Although individual decisions are made by managers at the local level, KPMG’s overall system is not the product of accident or happenstance. It is under the direction of a National Director of Compensation Strategies, who — with a staff of approximately 12 people – is responsible for designing and implementing the firm’s employee compensation program and managing the firm’s performance recognition programs. The result, according to Plaintiffs, is a pay disparity between women and men of approximately 2.8%. Although any statistically significant pay disparity on account of gender would be improper, for context, the national disparity in pay between women and men is 18%. …
KPMG counters Plaintiffs’ analysis and asserts that Plaintiffs have provided “no statistical evidence of anything more than sporadic and isolated within-job sex disparities in pay.”
Schofield said, regardless of who is correct, under Dukes, the proposed class cannot be certified.
Plaintiffs’ argument, at its core, still boils down to “managers, who were left without meaningful guidance … , fell back on their own stereotyped views of women in making pay and promotion decisions.” … Nevertheless, this argument “leaves [p]laintiffs right back where they started: challenging [defendant’s] practice of delegating discretion to local managers, which the Supreme Court specifically held was not a specific employment practice supplying a common question sufficient to certify a class.” As Plaintiffs provide insufficient evidence of “some glue” holding together the reasons for the countless individual employment decisions they challenge, the motion for class certification is denied.
Equal Pay Act claim
The judge also denied final certification of the Equal Pay Act collective.

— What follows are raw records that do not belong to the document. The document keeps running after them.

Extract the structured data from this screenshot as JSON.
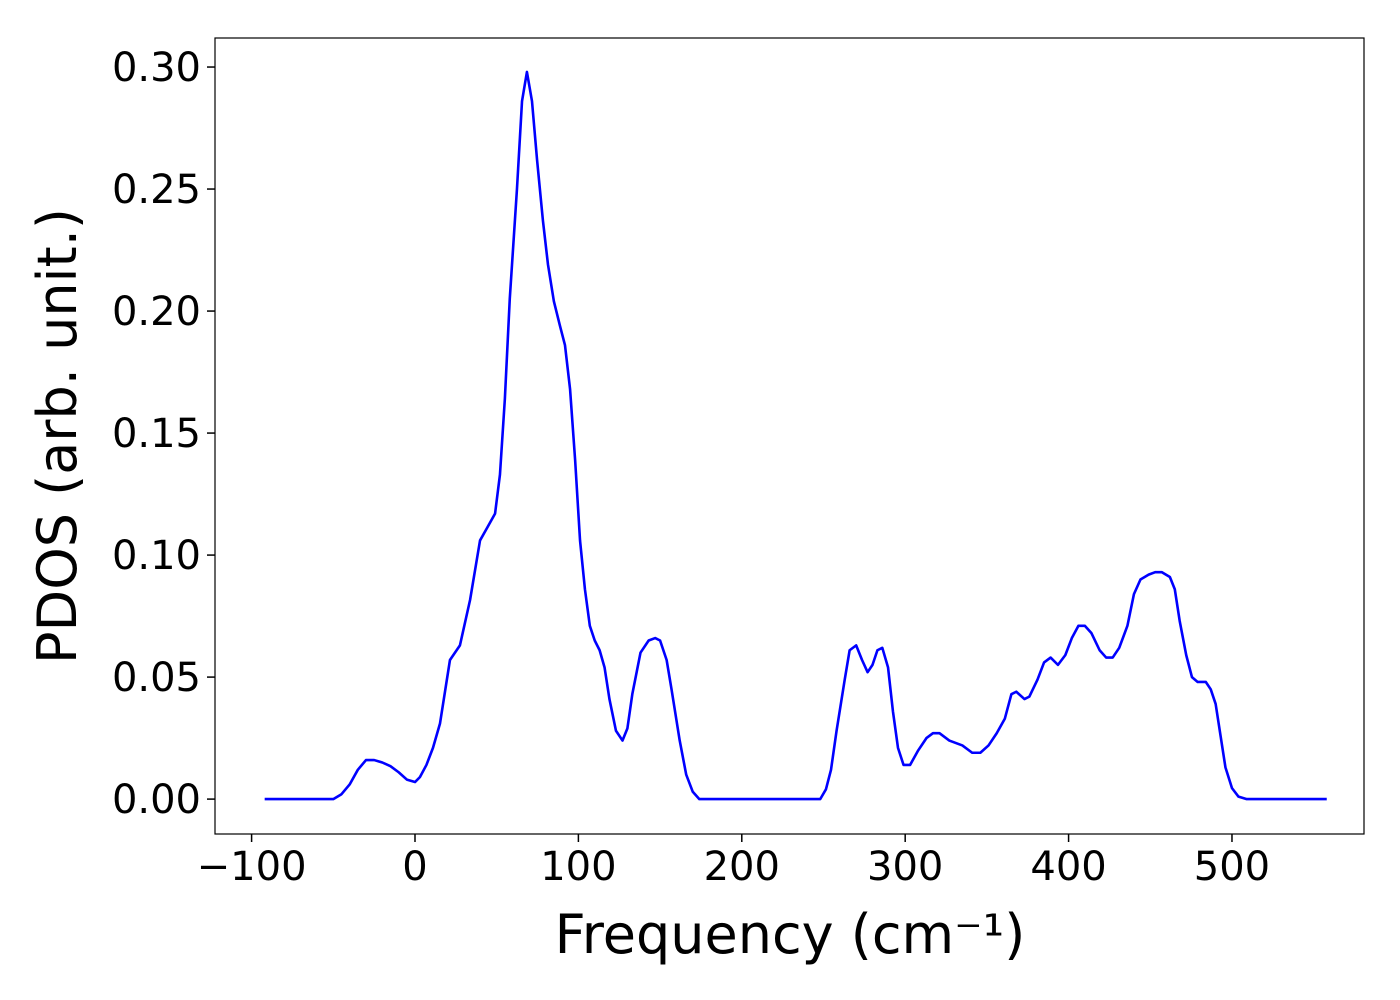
{
  "chart_data": {
    "type": "line",
    "xlabel": "Frequency (cm⁻¹)",
    "ylabel": "PDOS (arb. unit.)",
    "xlim": [
      -122.4,
      580.8
    ],
    "ylim": [
      -0.0143,
      0.3119
    ],
    "xticks": [
      {
        "value": -100,
        "label": "−100"
      },
      0,
      100,
      200,
      300,
      400,
      500
    ],
    "yticks": [
      {
        "value": 0,
        "label": "0.00"
      },
      {
        "value": 0.05,
        "label": "0.05"
      },
      {
        "value": 0.1,
        "label": "0.10"
      },
      {
        "value": 0.15,
        "label": "0.15"
      },
      {
        "value": 0.2,
        "label": "0.20"
      },
      {
        "value": 0.25,
        "label": "0.25"
      },
      {
        "value": 0.3,
        "label": "0.30"
      }
    ],
    "grid": false,
    "series": [
      {
        "color": "#0000ff",
        "x": [
          -92,
          -50,
          -45,
          -40,
          -35,
          -30,
          -25,
          -20,
          -15,
          -10,
          -5,
          0,
          3,
          7,
          11,
          15.3,
          21.4,
          27.5,
          33.7,
          39.8,
          44,
          49,
          52,
          55,
          58,
          62.4,
          65.5,
          68.5,
          71.6,
          74.7,
          78.3,
          81.4,
          85,
          88.7,
          91.8,
          94.9,
          98,
          101,
          104,
          107,
          110,
          113,
          116,
          119,
          123,
          127,
          130,
          133,
          138,
          143,
          147,
          150,
          154,
          157,
          162,
          166,
          170,
          174,
          248,
          251.5,
          254.6,
          258,
          263,
          266,
          270,
          273.6,
          277,
          280,
          283,
          286,
          289.5,
          292.5,
          295.6,
          299,
          303,
          308,
          313,
          317,
          321,
          327,
          335,
          341,
          346,
          351,
          356,
          361,
          365,
          368,
          373,
          376,
          381,
          385,
          389,
          393.5,
          398,
          402,
          406,
          410,
          414,
          419,
          423,
          427,
          431,
          436,
          440,
          444,
          449,
          453,
          457,
          462,
          465,
          468,
          472,
          475.5,
          479,
          484,
          487,
          490,
          493,
          496,
          500,
          504,
          509,
          558
        ],
        "values": [
          0,
          0,
          0.002,
          0.006,
          0.012,
          0.016,
          0.016,
          0.015,
          0.0135,
          0.011,
          0.008,
          0.007,
          0.009,
          0.014,
          0.021,
          0.031,
          0.057,
          0.063,
          0.0816,
          0.106,
          0.111,
          0.117,
          0.133,
          0.164,
          0.205,
          0.25,
          0.286,
          0.298,
          0.286,
          0.262,
          0.237,
          0.219,
          0.204,
          0.194,
          0.186,
          0.168,
          0.139,
          0.106,
          0.086,
          0.071,
          0.065,
          0.061,
          0.054,
          0.041,
          0.028,
          0.024,
          0.029,
          0.043,
          0.06,
          0.065,
          0.066,
          0.065,
          0.057,
          0.045,
          0.024,
          0.01,
          0.003,
          0,
          0,
          0.004,
          0.012,
          0.028,
          0.049,
          0.061,
          0.063,
          0.057,
          0.052,
          0.055,
          0.061,
          0.062,
          0.054,
          0.036,
          0.021,
          0.014,
          0.014,
          0.02,
          0.025,
          0.027,
          0.027,
          0.024,
          0.022,
          0.019,
          0.019,
          0.022,
          0.027,
          0.033,
          0.043,
          0.044,
          0.041,
          0.042,
          0.049,
          0.056,
          0.058,
          0.055,
          0.059,
          0.066,
          0.071,
          0.071,
          0.068,
          0.061,
          0.058,
          0.058,
          0.062,
          0.071,
          0.084,
          0.09,
          0.092,
          0.093,
          0.093,
          0.091,
          0.086,
          0.073,
          0.059,
          0.05,
          0.048,
          0.048,
          0.045,
          0.039,
          0.026,
          0.013,
          0.0045,
          0.001,
          0,
          0
        ]
      }
    ]
  }
}
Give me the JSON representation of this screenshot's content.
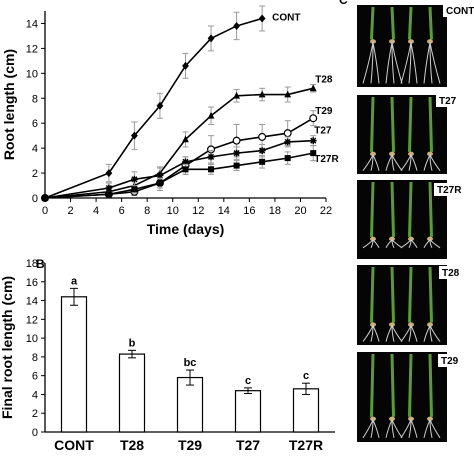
{
  "chart_data": [
    {
      "type": "line",
      "panel": "",
      "xlabel": "Time (days)",
      "ylabel": "Root length (cm)",
      "xlim": [
        0,
        22
      ],
      "ylim": [
        0,
        15
      ],
      "xticks": [
        0,
        2,
        4,
        6,
        8,
        10,
        12,
        14,
        16,
        18,
        20,
        22
      ],
      "yticks": [
        0,
        2,
        4,
        6,
        8,
        10,
        12,
        14
      ],
      "grid": false,
      "series": [
        {
          "name": "CONT",
          "marker": "diamond",
          "x": [
            0,
            5,
            7,
            9,
            11,
            13,
            15,
            17
          ],
          "y": [
            0,
            2.0,
            5.0,
            7.4,
            10.6,
            12.8,
            13.8,
            14.4
          ],
          "err": [
            0,
            0.7,
            1.1,
            1.0,
            1.0,
            1.0,
            1.1,
            1.0
          ]
        },
        {
          "name": "T28",
          "marker": "triangle",
          "x": [
            0,
            5,
            7,
            9,
            11,
            13,
            15,
            17,
            19,
            21
          ],
          "y": [
            0,
            0.5,
            1.0,
            2.0,
            4.7,
            6.6,
            8.2,
            8.3,
            8.3,
            8.8
          ],
          "err": [
            0,
            0.3,
            0.4,
            0.5,
            0.6,
            0.7,
            0.5,
            0.5,
            0.6,
            0.3
          ]
        },
        {
          "name": "T29",
          "marker": "circle-open",
          "x": [
            0,
            5,
            7,
            9,
            11,
            13,
            15,
            17,
            19,
            21
          ],
          "y": [
            0,
            0.3,
            0.5,
            1.2,
            2.6,
            3.9,
            4.6,
            4.9,
            5.2,
            6.4
          ],
          "err": [
            0,
            0.2,
            0.3,
            0.6,
            0.7,
            1.1,
            1.3,
            1.0,
            1.0,
            0.6
          ]
        },
        {
          "name": "T27",
          "marker": "star",
          "x": [
            0,
            5,
            7,
            9,
            11,
            13,
            15,
            17,
            19,
            21
          ],
          "y": [
            0,
            0.8,
            1.5,
            1.8,
            2.9,
            3.3,
            3.6,
            3.8,
            4.5,
            4.6
          ],
          "err": [
            0,
            0.4,
            0.6,
            0.6,
            0.4,
            0.5,
            0.5,
            0.5,
            0.4,
            0.4
          ]
        },
        {
          "name": "T27R",
          "marker": "square",
          "x": [
            0,
            5,
            7,
            9,
            11,
            13,
            15,
            17,
            19,
            21
          ],
          "y": [
            0,
            0.3,
            0.7,
            1.2,
            2.3,
            2.3,
            2.6,
            2.9,
            3.2,
            3.6
          ],
          "err": [
            0,
            0.2,
            0.3,
            0.4,
            0.4,
            0.4,
            0.4,
            0.5,
            0.5,
            0.6
          ]
        }
      ]
    },
    {
      "type": "bar",
      "panel": "B",
      "xlabel": "",
      "ylabel": "Final root length (cm)",
      "ylim": [
        0,
        18
      ],
      "yticks": [
        0,
        2,
        4,
        6,
        8,
        10,
        12,
        14,
        16,
        18
      ],
      "grid": false,
      "categories": [
        "CONT",
        "T28",
        "T29",
        "T27",
        "T27R"
      ],
      "values": [
        14.4,
        8.3,
        5.8,
        4.4,
        4.6
      ],
      "errors": [
        0.9,
        0.4,
        0.8,
        0.3,
        0.6
      ],
      "significance": [
        "a",
        "b",
        "bc",
        "c",
        "c"
      ]
    }
  ],
  "photo_panel": {
    "panel": "C",
    "labels": [
      "CONT",
      "T27",
      "T27R",
      "T28",
      "T29"
    ]
  }
}
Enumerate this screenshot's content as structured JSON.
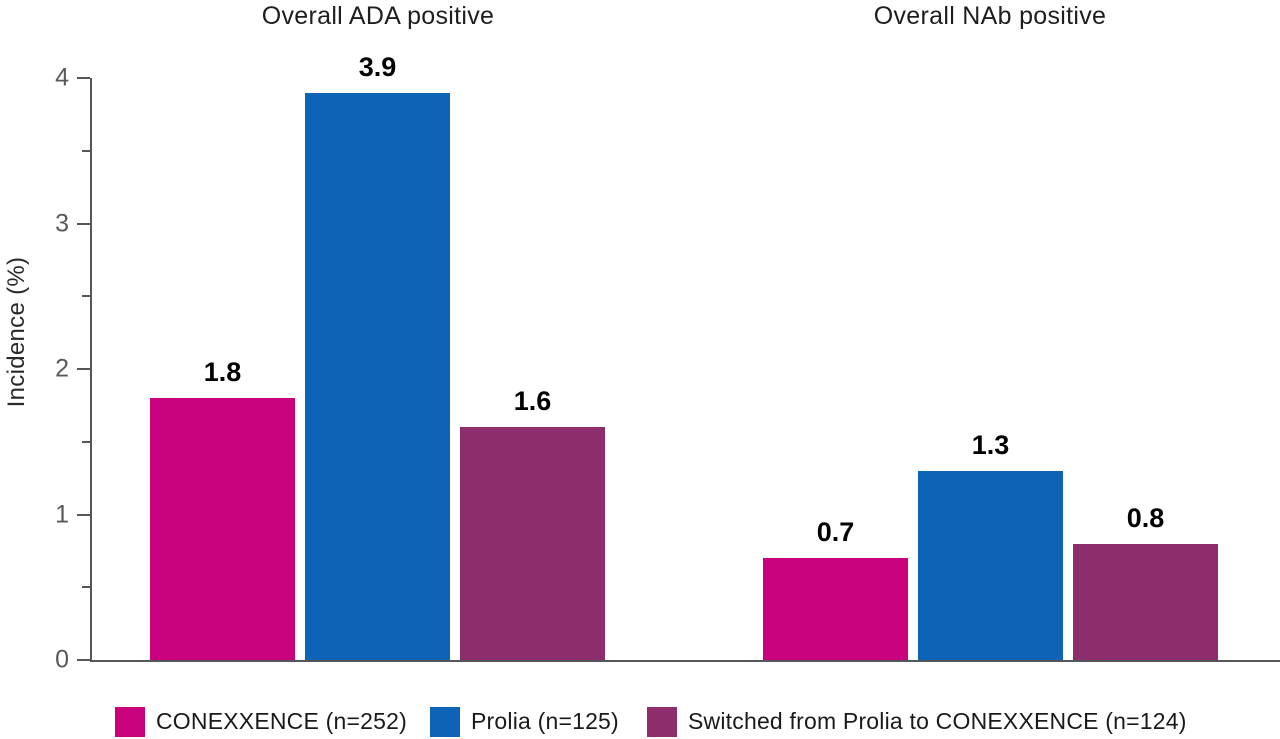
{
  "chart_data": {
    "type": "bar",
    "title": "",
    "ylabel": "Incidence (%)",
    "ylim": [
      0,
      4
    ],
    "yticks_major": [
      0,
      1,
      2,
      3,
      4
    ],
    "yticks_minor": [
      0.5,
      1.5,
      2.5,
      3.5
    ],
    "grid": false,
    "legend_position": "bottom",
    "categories": [
      "Overall ADA positive",
      "Overall NAb positive"
    ],
    "series": [
      {
        "name": "CONEXXENCE (n=252)",
        "color": "#C9017C",
        "values": [
          1.8,
          0.7
        ]
      },
      {
        "name": "Prolia (n=125)",
        "color": "#0D64B6",
        "values": [
          3.9,
          1.3
        ]
      },
      {
        "name": "Switched from Prolia to CONEXXENCE (n=124)",
        "color": "#8E2D6C",
        "values": [
          1.6,
          0.8
        ]
      }
    ]
  }
}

In October 2014, 9,000 women—both past and present Klynveldians—were sent a court-ordered notice that welcomed them to join the collective action challenging pay discrimination at KPMG. Of those 9,000, more than 1,100 responded to the notice, allowing them to join the Equal Pay Act collective as “opt-ins.”
But Schofield said “the sheer size and breadth of the proposed collective” suggests that its members didn’t work in a single “establishment” and aren’t “similarly situated.”
[A]lthough KPMG set generally applicable guidelines, individual pay and promotion decisions were left to the discretion of local practice area leaders. These decentralized discretionary determinations were reviewed by firm leadership on an aggregate basis against budget. Pay and promotion decisions were not sufficiently “centralized” to amount to “unusual circumstances” warranting a finding that the many offices and practice areas represented in the 1,100-member Proposed Collective qualify as a single “establishment” under the EPA. …
[B]ecause employees sharing a single job title at KPMG are not “similarly situated” to one another, if the Proposed Collective were certified, it would be necessary to: (1) match the Opt-ins with 1,100 unique proposed male comparators; (2) adjudicate approximately 1,100 “equal work” questions and only then (3) turn to any individualized defenses KPMG might raise with respect to specific Opt-Ins (e.g., poor performance reviews). Such an undertaking is impractical if not impossible. … For this reason, the motion for final certification of a collective is denied, and the collective that was preliminarily certified is decertified.
KPMG spokesperson Manuel Goncalves told Going Concern the firm is pleased with the federal court’s decision.
“KPMG is committed to the advancement of women throughout the organization, and as a result is recognized as a leader for its strong commitment to supporting women in the workplace,” he said. “Diversity and inclusion have long been priorities for the firm, and as such are woven into our culture and everything we do.”
Kate Mueting, partner and co-chair of the Title VII practice in Sanford Heisler Sharp’s Washington, DC, office and lead attorney for KPMG’s female plaintiffs, told Going Concern, “We still currently represent 1,100-plus opt-ins who are in active litigation, and we are considering our options for moving forward.”